道立高学区拡大

update 2004/1/23 10:30

  道教委がこのほど発表した道立高校(全日制普通科)通学区域(学区)の改正に、さまざまな声が上がっている。受験生に、より多くの選択肢を与える今回の改正は、多くの学校関係者が「時代の流れ」と受け止める。半面、受験生がどのような動向を見せるか判断がつかず、それぞれの立場で不安も隠せない。実施まで1年余り。学区拡大に関係者は頭を悩ませることになりそうだ。

 今回の改正は、通学区域を現行の55学区から26学区に統合。函館市をはじめとする渡島も3学区から全学区になり、これまであった学区外就学が取り払われ、受験生にとっては学校の選択幅が拡大したことになる。

 今回の改正によって色々な変化や可能性が指摘される中、学校関係者の受け止め方もさまざまだ。木古内高校の山岡直子校長は「選択の広がりは時代の流れ。方向としてはいいと思う」と総論では賛成。ただ、選択肢が増えたことで「影響は受けるだろう」と受験生の町外流出を懸念する。

 一方では、普通科と商業科を併せ持った特色や高大連携など、これまで同校が取り組んできた教育内容の一層の充実を図ることで「都市部の生徒の受け皿としてではなく、主体的に選ばれる学校にしなければ」と話す。

 八雲高校の高久均校長は、学区制度の改正にかかわらず特色ある学校作りの重要性を強調。同校は、本年度から文部科学省の指定を受け「学力向上フロンティアハイスクール」として学力強化に努めている最中。「影響はどうなるかわからないが、しっかりと地に足をつけて先の道を定めていきたい」としている。

 函館中部高校の宮下勤校長は「平等主義というか、切磋琢磨(せっさたくま)する機運が盛り上がる。時代が求めていることだと思う」と歓迎している。

 改正によって指導が難しさを増した中学校。来年3月からの実施で、父母や生徒へ早急な対応を迫られそうだ。宇賀の浦中の内田弘治校長は「近いうちに父母らに情報を周知をしなければいけない」。受験機会が平等になり「今までは函館市内で収まっていた生徒が、逆に市外の高校に出て行く可能性もあるし、どうなるかは、今は分からない」と不安を口にする。

 森中学校の増田順一教頭は「受験機会が均等になるということで郡部の中学校にとって公平感は出てくると思う。
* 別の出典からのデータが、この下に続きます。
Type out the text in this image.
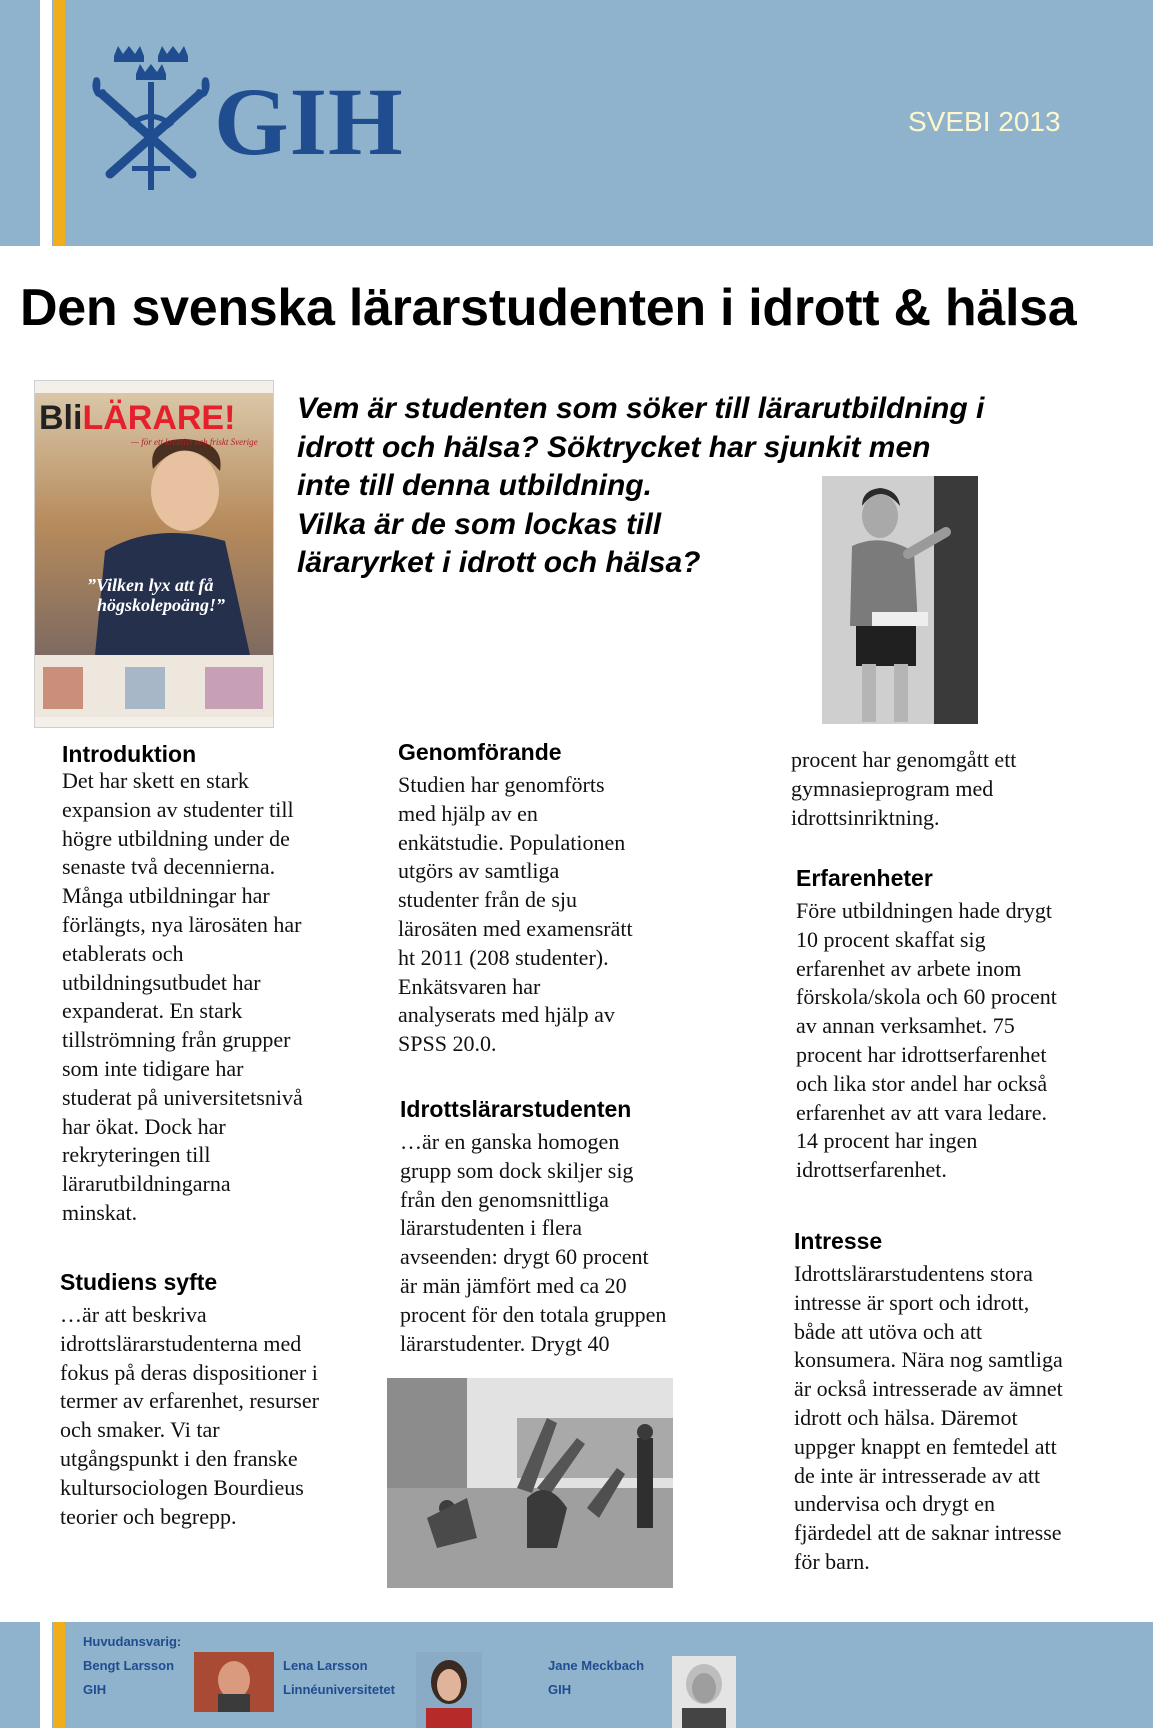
GIH	SVEBI 2013
Den svenska lärarstudenten i idrott & hälsa
BliLÄRARE!
— för ett kreativt och friskt Sverige
”Vilken lyx att få
högskolepoäng!”
Vem är studenten som söker till lärarutbildning i
idrott och hälsa? Söktrycket har sjunkit men
inte till denna utbildning.
Vilka är de som lockas till
läraryrket i idrott och hälsa?
Introduktion
Det har skett en stark
expansion av studenter till
högre utbildning under de
senaste två decennierna.
Många utbildningar har
förlängts, nya lärosäten har
etablerats och
utbildningsutbudet har
expanderat. En stark
tillströmning från grupper
som inte tidigare har
studerat på universitetsnivå
har ökat. Dock har
rekryteringen till
lärarutbildningarna
minskat.
Studiens syfte
…är att beskriva
idrottslärarstudenterna med
fokus på deras dispositioner i
termer av erfarenhet, resurser
och smaker. Vi tar
utgångspunkt i den franske
kultursociologen Bourdieus
teorier och begrepp.
Genomförande
Studien har genomförts
med hjälp av en
enkätstudie. Populationen
utgörs av samtliga
studenter från de sju
lärosäten med examensrätt
ht 2011 (208 studenter).
Enkätsvaren har
analyserats med hjälp av
SPSS 20.0.
Idrottslärarstudenten
…är en ganska homogen
grupp som dock skiljer sig
från den genomsnittliga
lärarstudenten i flera
avseenden: drygt 60 procent
är män jämfört med ca 20
procent för den totala gruppen
lärarstudenter. Drygt 40
procent har genomgått ett
gymnasieprogram med
idrottsinriktning.
Erfarenheter
Före utbildningen hade drygt
10 procent skaffat sig
erfarenhet av arbete inom
förskola/skola och 60 procent
av annan verksamhet. 75
procent har idrottserfarenhet
och lika stor andel har också
erfarenhet av att vara ledare.
14 procent har ingen
idrottserfarenhet.
Intresse
Idrottslärarstudentens stora
intresse är sport och idrott,
både att utöva och att
konsumera. Nära nog samtliga
är också intresserade av ämnet
idrott och hälsa. Däremot
uppger knappt en femtedel att
de inte är intresserade av att
undervisa och drygt en
fjärdedel att de saknar intresse
för barn.
Huvudansvarig:
Bengt Larsson
GIH
Lena Larsson
Linnéuniversitetet
Jane Meckbach
GIH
しかし、それで生徒たちが函館市内の高校へ行くかは別問題」と話した。

 同校は、現在3年生140人のうち100人が、地元の森高校を志望。「通うにしても1時間はかかるし、下宿などしたら経済的負担が出てくる」として、大きな変化はないとの見方だ。

 湯川中の長谷川良任校長も「判断はつかないが、極端に流れが変わることはないのでは。数年待たないと傾向はつかめない」との見解だ。さらに「数年たてば、それぞれいい教育をしようとしても、人気校とそうでない高校の格差が広がり、それが固定概念となるのが恐ろしい」とも話す。

 函館は古くからの私学振興の地として評価を得ている。それだけに市立を含めて「特色のない公立学校は厳しい時代になる」(木古内高・山岡校長)という。今回の改正が中学、高校に与える影響は大きい。